HAMP requires servicers to suspend all foreclosure activity until it canbe determined if a homeowner is eligible for a modification; instead, servicers are proceedingwith foreclosures before such determinations are made. In direct violation of the guidelines, some servicers also continue to
1) require homeowners to make large, up-front cash payments as a condition for being considered for a modification;
2) fail to apply the HAMP rules to all portfolios being serviced;
3) refuse to evaluate for HAMP modification those distressed homeowners currently paying on time;
4) base the affordability calculations on interest-only or option-arm minimum payments, when HAMP requires affordability to be based on the loan's principal interest, taxes and insurance; and
5) neglect to offer principal forbearance when interest rate reductions are not enough to make the loan affordable.
Source:
http://www.acorn.org/fileadmin/Fair_Housing/Reports/HAMP_WhitePaper3.pdf
Does this sound familiar?
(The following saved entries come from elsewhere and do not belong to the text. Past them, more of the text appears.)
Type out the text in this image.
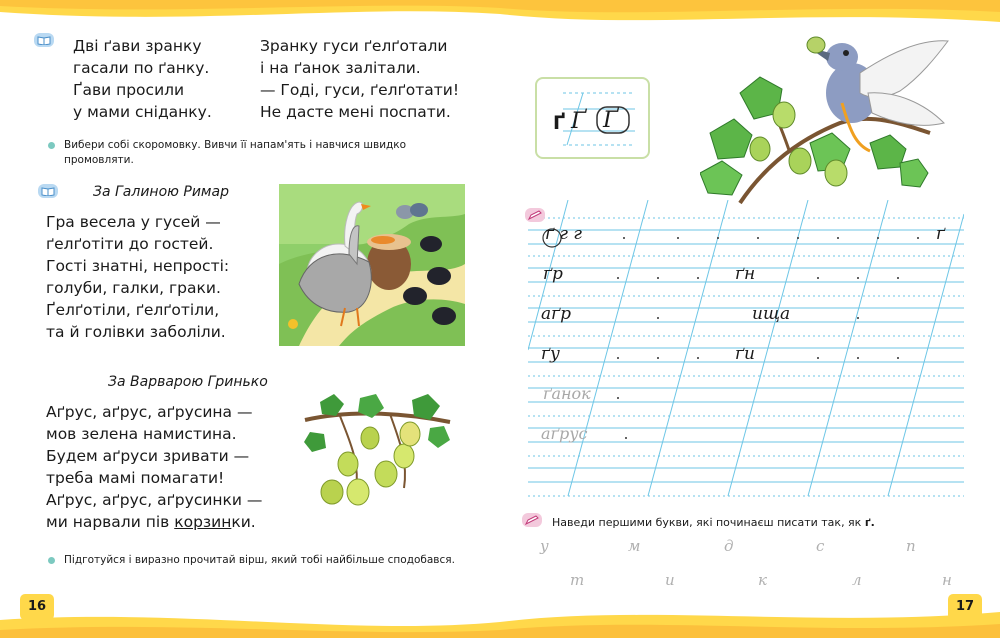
Дві ґави зранку
гасали по ґанку.
Ґави просили
у мами сніданку.
Зранку гуси ґелґотали
і на ґанок залітали.
— Годі, гуси, ґелґотати!
Не дасте мені поспати.
Вибери собі скоромовку. Вивчи її напам'ять і навчися швидко промовляти.
За Галиною Римар
Гра весела у гусей —
ґелґотіти до гостей.
Гості знатні, непрості:
голуби, галки, граки.
Ґелґотіли, ґелґотіли,
та й голівки заболіли.
За Варварою Гринько
Аґрус, аґрус, аґрусина —
мов зелена намистина.
Будем аґруси зривати —
треба мамі помагати!
Аґрус, аґрус, аґрусинки —
ми нарвали пів корзинки.
Підготуйся і виразно прочитай вірш, який тобі найбільше сподобався.
16
Ґ Ґ Ґ
ґ г г	ґ
ґр	ґн
аґр	ища
ґу	ґи
ґанок
аґрус
Наведи першими букви, які починаєш писати так, як ґ.
у	м	д	с	п
т	и	к	л	н
17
The HAMP contract is an agreement between the Treasury Department and the individual loan servicers. Currently, a borrower has no clear private cause of action or right to sue a servicer if they fail to play by the rules. Only the Treasury is in a contractual position to pressure the servicers into compliance and so far, that pressure has been quite mild. Its a classic case of the Fox watching the Chickens.
The HAMP program will never succeed unless the Obama administration creates a strong disincentive for the servicers that ignore the HAMP guidelines. The obvious solution is to create a private cause of action and enable borrowers who have been denied due process under the HAMP, to sue, to have their day in court, to seek justice. Let the law dawgs out, Mr. President!